We will only focus on performance in this article, as our primary goal is to get an idea where Barcelona (AMD's quad-core), Harpertown (Intel 45nm quad-core Xeon), and Clovertown (Intel quad-core 65nm Xeon) stand. To do so, we performed a minimal profiling of each of our benchmarks and we used several new micro benchmarks that will tell you a lot more than some real world benchmarks can. If you like understanding the benchmarks out there a bit better, dig in.
The new 45 Xeon
The new 45nm Xeon 54xx series, aka "Harpertown", is still based on the Core architecture, but it has been tweaked a bit. We have already discussed those improvements in detail here and here, so we won't discuss them in detail again, but here's a quick overview:
- Faster 4-bit divider (Radix-16) instead
of 2-bit divider
- Up to 1600MHz FSB
- Shared 6MB (24-way set associative) instead 4MB L2 cache (per dual-core
- Super Shuffle engine (For SSE instructions)

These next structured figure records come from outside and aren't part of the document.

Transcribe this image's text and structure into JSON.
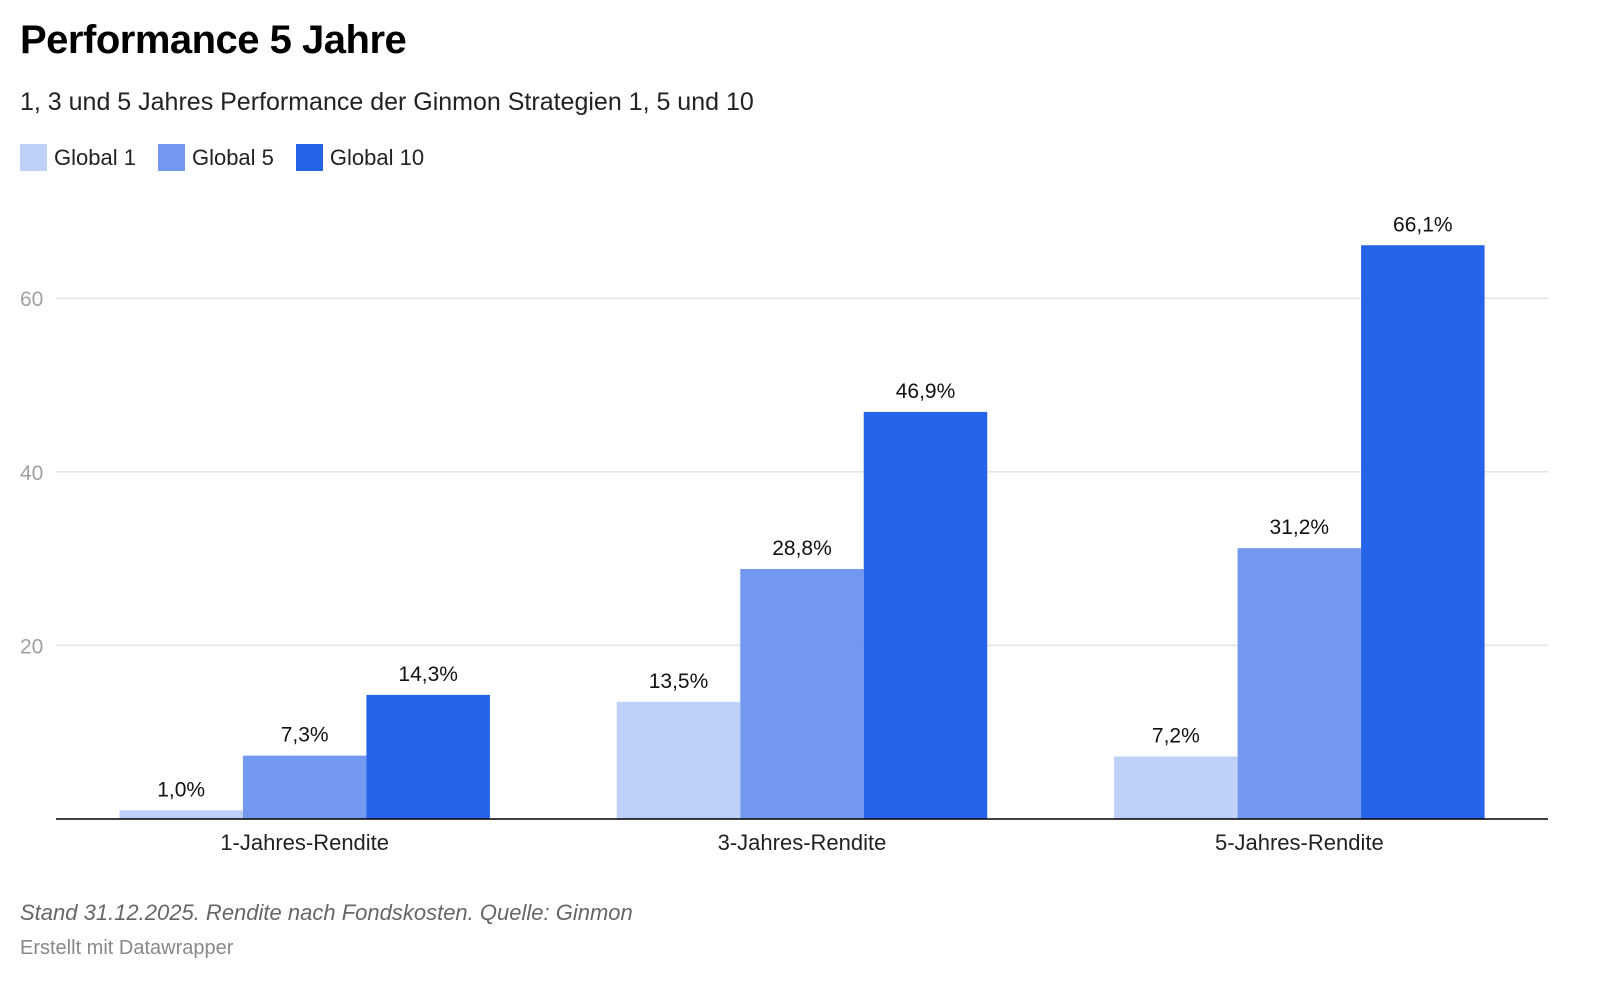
{
  "chart_data": {
    "type": "bar",
    "title": "Performance 5 Jahre",
    "subtitle": "1, 3 und 5 Jahres Performance der Ginmon Strategien 1, 5 und 10",
    "categories": [
      "1-Jahres-Rendite",
      "3-Jahres-Rendite",
      "5-Jahres-Rendite"
    ],
    "series": [
      {
        "name": "Global 1",
        "color": "#bfd0f9",
        "values": [
          1.0,
          13.5,
          7.2
        ],
        "labels": [
          "1,0%",
          "13,5%",
          "7,2%"
        ]
      },
      {
        "name": "Global 5",
        "color": "#7299ef",
        "values": [
          7.3,
          28.8,
          31.2
        ],
        "labels": [
          "7,3%",
          "28,8%",
          "31,2%"
        ]
      },
      {
        "name": "Global 10",
        "color": "#2563e8",
        "values": [
          14.3,
          46.9,
          66.1
        ],
        "labels": [
          "14,3%",
          "46,9%",
          "66,1%"
        ]
      }
    ],
    "ylim": [
      0,
      70
    ],
    "yticks": [
      20,
      40,
      60
    ],
    "ytick_labels": [
      "20",
      "40",
      "60"
    ],
    "xlabel": "",
    "ylabel": "",
    "grid": true,
    "legend": "top-left"
  },
  "footer": {
    "note": "Stand 31.12.2025. Rendite nach Fondskosten. Quelle: Ginmon",
    "credit": "Erstellt mit Datawrapper"
  }
}
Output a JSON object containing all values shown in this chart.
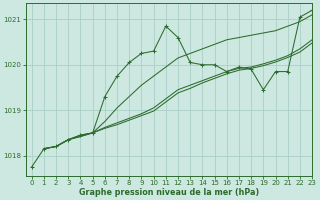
{
  "title": "Graphe pression niveau de la mer (hPa)",
  "bg_color": "#cce8e0",
  "grid_color": "#aacfc8",
  "line_color": "#2d6b2d",
  "xlim": [
    -0.5,
    23
  ],
  "ylim": [
    1017.55,
    1021.35
  ],
  "yticks": [
    1018,
    1019,
    1020,
    1021
  ],
  "xticks": [
    0,
    1,
    2,
    3,
    4,
    5,
    6,
    7,
    8,
    9,
    10,
    11,
    12,
    13,
    14,
    15,
    16,
    17,
    18,
    19,
    20,
    21,
    22,
    23
  ],
  "series_main": {
    "x": [
      0,
      1,
      2,
      3,
      4,
      5,
      6,
      7,
      8,
      9,
      10,
      11,
      12,
      13,
      14,
      15,
      16,
      17,
      18,
      19,
      20,
      21,
      22,
      23
    ],
    "y": [
      1017.75,
      1018.15,
      1018.2,
      1018.35,
      1018.45,
      1018.5,
      1019.3,
      1019.75,
      1020.05,
      1020.25,
      1020.3,
      1020.85,
      1020.6,
      1020.05,
      1020.0,
      1020.0,
      1019.85,
      1019.95,
      1019.9,
      1019.45,
      1019.85,
      1019.85,
      1021.05,
      1021.2
    ]
  },
  "series_smooth": [
    {
      "x": [
        1,
        2,
        3,
        4,
        5,
        6,
        7,
        8,
        9,
        10,
        11,
        12,
        13,
        14,
        15,
        16,
        17,
        18,
        19,
        20,
        21,
        22,
        23
      ],
      "y": [
        1018.15,
        1018.2,
        1018.35,
        1018.45,
        1018.5,
        1018.75,
        1019.05,
        1019.3,
        1019.55,
        1019.75,
        1019.95,
        1020.15,
        1020.25,
        1020.35,
        1020.45,
        1020.55,
        1020.6,
        1020.65,
        1020.7,
        1020.75,
        1020.85,
        1020.95,
        1021.1
      ]
    },
    {
      "x": [
        1,
        2,
        3,
        4,
        5,
        6,
        7,
        8,
        9,
        10,
        11,
        12,
        13,
        14,
        15,
        16,
        17,
        18,
        19,
        20,
        21,
        22,
        23
      ],
      "y": [
        1018.15,
        1018.2,
        1018.35,
        1018.42,
        1018.5,
        1018.62,
        1018.72,
        1018.82,
        1018.92,
        1019.05,
        1019.25,
        1019.45,
        1019.55,
        1019.65,
        1019.75,
        1019.85,
        1019.92,
        1019.95,
        1020.02,
        1020.1,
        1020.2,
        1020.35,
        1020.55
      ]
    },
    {
      "x": [
        1,
        2,
        3,
        4,
        5,
        6,
        7,
        8,
        9,
        10,
        11,
        12,
        13,
        14,
        15,
        16,
        17,
        18,
        19,
        20,
        21,
        22,
        23
      ],
      "y": [
        1018.15,
        1018.2,
        1018.35,
        1018.42,
        1018.5,
        1018.6,
        1018.68,
        1018.78,
        1018.88,
        1018.98,
        1019.18,
        1019.38,
        1019.48,
        1019.6,
        1019.7,
        1019.8,
        1019.88,
        1019.92,
        1019.98,
        1020.06,
        1020.16,
        1020.28,
        1020.48
      ]
    }
  ],
  "title_fontsize": 5.8,
  "tick_fontsize": 5.0
}
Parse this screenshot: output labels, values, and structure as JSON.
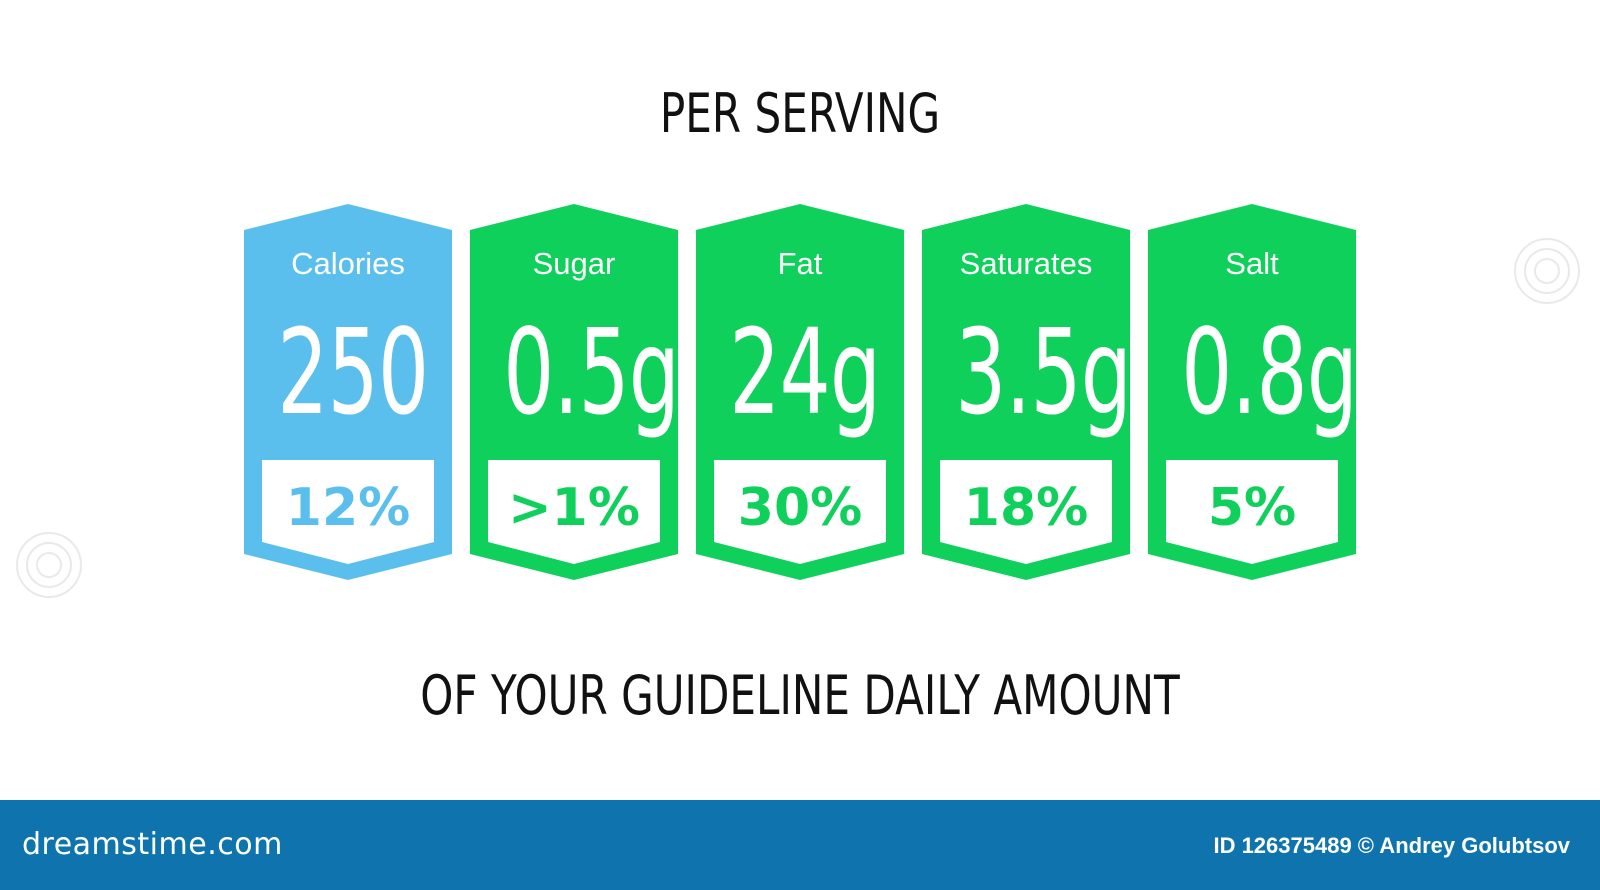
{
  "header": {
    "title": "PER SERVING"
  },
  "footer_caption": "OF YOUR GUIDELINE DAILY AMOUNT",
  "colors": {
    "calories": "#5bbfee",
    "nutrient": "#10d05c",
    "footer_bar": "#0f74ad"
  },
  "labels": [
    {
      "name": "Calories",
      "value": "250",
      "percent": "12%"
    },
    {
      "name": "Sugar",
      "value": "0.5g",
      "percent": ">1%"
    },
    {
      "name": "Fat",
      "value": "24g",
      "percent": "30%"
    },
    {
      "name": "Saturates",
      "value": "3.5g",
      "percent": "18%"
    },
    {
      "name": "Salt",
      "value": "0.8g",
      "percent": "5%"
    }
  ],
  "footer": {
    "brand": "dreamstime.com",
    "credit": "ID 126375489 © Andrey Golubtsov"
  }
}
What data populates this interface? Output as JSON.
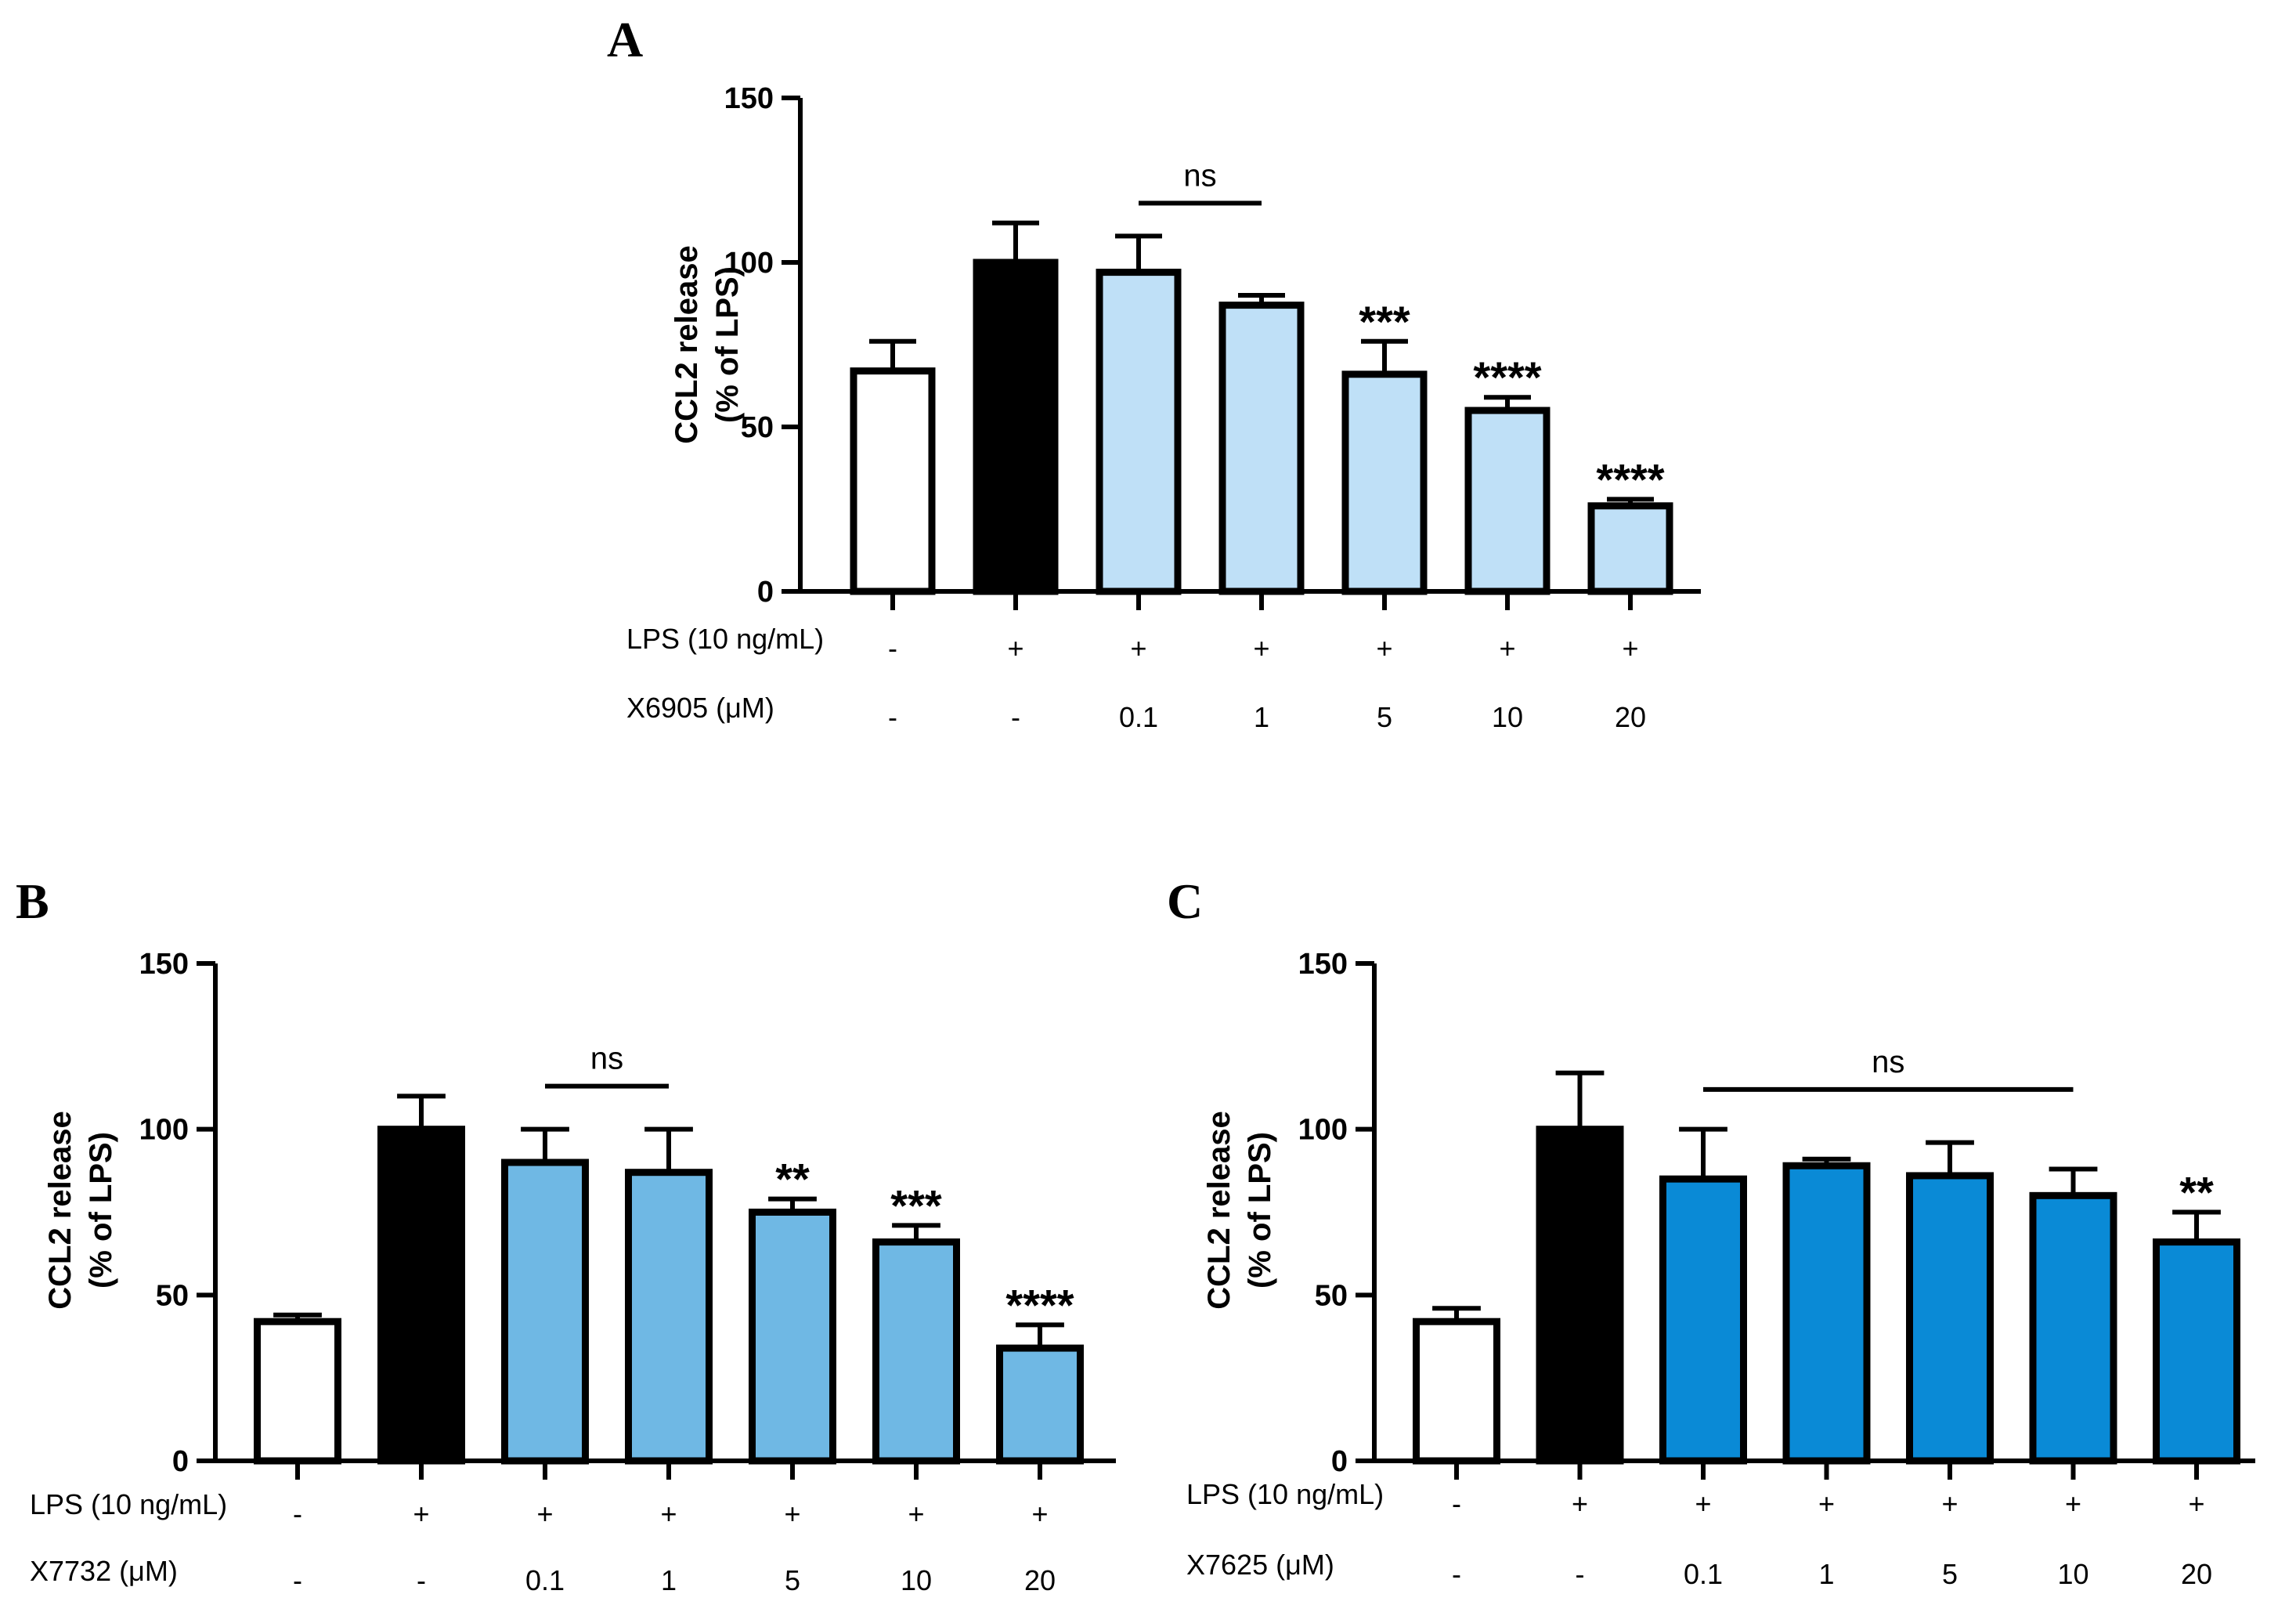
{
  "chart_data": [
    {
      "id": "A",
      "type": "bar",
      "panel_label": "A",
      "ylabel_lines": [
        "CCL2 release",
        "(% of LPS)"
      ],
      "ylim": [
        0,
        150
      ],
      "yticks": [
        0,
        50,
        100,
        150
      ],
      "row_labels": [
        "LPS (10 ng/mL)",
        "X6905 (μM)"
      ],
      "rows": [
        [
          "-",
          "+",
          "+",
          "+",
          "+",
          "+",
          "+"
        ],
        [
          "-",
          "-",
          "0.1",
          "1",
          "5",
          "10",
          "20"
        ]
      ],
      "values": [
        67,
        100,
        97,
        87,
        66,
        55,
        26
      ],
      "errors": [
        9,
        12,
        11,
        3,
        10,
        4,
        2
      ],
      "colors": [
        "#ffffff",
        "#000000",
        "#bfe0f7",
        "#bfe0f7",
        "#bfe0f7",
        "#bfe0f7",
        "#bfe0f7"
      ],
      "significance": [
        "",
        "",
        "",
        "",
        "***",
        "****",
        "****"
      ],
      "ns_bracket": {
        "label": "ns",
        "from": 2,
        "to": 3,
        "y": 118
      }
    },
    {
      "id": "B",
      "type": "bar",
      "panel_label": "B",
      "ylabel_lines": [
        "CCL2 release",
        "(% of LPS)"
      ],
      "ylim": [
        0,
        150
      ],
      "yticks": [
        0,
        50,
        100,
        150
      ],
      "row_labels": [
        "LPS (10 ng/mL)",
        "X7732 (μM)"
      ],
      "rows": [
        [
          "-",
          "+",
          "+",
          "+",
          "+",
          "+",
          "+"
        ],
        [
          "-",
          "-",
          "0.1",
          "1",
          "5",
          "10",
          "20"
        ]
      ],
      "values": [
        42,
        100,
        90,
        87,
        75,
        66,
        34
      ],
      "errors": [
        2,
        10,
        10,
        13,
        4,
        5,
        7
      ],
      "colors": [
        "#ffffff",
        "#000000",
        "#6fb8e4",
        "#6fb8e4",
        "#6fb8e4",
        "#6fb8e4",
        "#6fb8e4"
      ],
      "significance": [
        "",
        "",
        "",
        "",
        "**",
        "***",
        "****"
      ],
      "ns_bracket": {
        "label": "ns",
        "from": 2,
        "to": 3,
        "y": 113
      }
    },
    {
      "id": "C",
      "type": "bar",
      "panel_label": "C",
      "ylabel_lines": [
        "CCL2 release",
        "(% of LPS)"
      ],
      "ylim": [
        0,
        150
      ],
      "yticks": [
        0,
        50,
        100,
        150
      ],
      "row_labels": [
        "LPS (10 ng/mL)",
        "X7625 (μM)"
      ],
      "rows": [
        [
          "-",
          "+",
          "+",
          "+",
          "+",
          "+",
          "+"
        ],
        [
          "-",
          "-",
          "0.1",
          "1",
          "5",
          "10",
          "20"
        ]
      ],
      "values": [
        42,
        100,
        85,
        89,
        86,
        80,
        66
      ],
      "errors": [
        4,
        17,
        15,
        2,
        10,
        8,
        9
      ],
      "colors": [
        "#ffffff",
        "#000000",
        "#0a8ad6",
        "#0a8ad6",
        "#0a8ad6",
        "#0a8ad6",
        "#0a8ad6"
      ],
      "significance": [
        "",
        "",
        "",
        "",
        "",
        "",
        "**"
      ],
      "ns_bracket": {
        "label": "ns",
        "from": 2,
        "to": 5,
        "y": 112
      }
    }
  ]
}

- Split Load Cache Enhancement
The Radix 16 divider is the most interesting of these improvements. Dividing involves a repetition of subtractions, tests "if-it-fits" and shifts. If you can do this with four bits at a time instead of two, this means that you can cut the number of these iterations required to get your result in half. The square root calculation is similar and also benefits from these improvements. While divisions and square roots are rather rare in common software, they have a very significant performance impact. Contrary to the more "popular" instructions, they are not pipelined and the latency of these instructions is high. For example, a floating-point multiply takes five cycles and the "Clovertown Core" architecture can finish one every two cycles thanks to pipelining. However, a floating-point division takes no less than 32 cycles and cannot be pipelined at all.
Nanotechnology is here: a core with 820 million transistors and you can fit at least two of them in one coin. (Photo by Tjerk Ameel)
Besides being an improved "Clovertown", the new Xeon is also a marvel of nanotechnology with no less than 410 million transistors on a die of only 107 mm². Two die make one quad-core Xeon 54xx. Considering that this CPU is close to behemoth CPUs like Itanium and Power 6 in SPECint performance, the new Intel is a formidable adversary for AMD's newest quad-core.
There is more than the CPU of course. The new CPU works on the old "Bensley/5000P chipset" platform, though we were not able to get it running on our P5000PSL Intel motherboard despite the fact that we applied the BIOS update that came out early this month.
There is also a new HPC/workstation platform for the Intel Xeon thanks to the Seaburg chipset, which features an improved snoop filter. Besides reducing the snoop traffic, the new chipset should also be able to extract more bandwidth out of the same FBDIMMs. The support for DDR2-800 FBDIMMs should bring another performance boost but our current test platform is only stable with DDR2-667 FBDIMMs.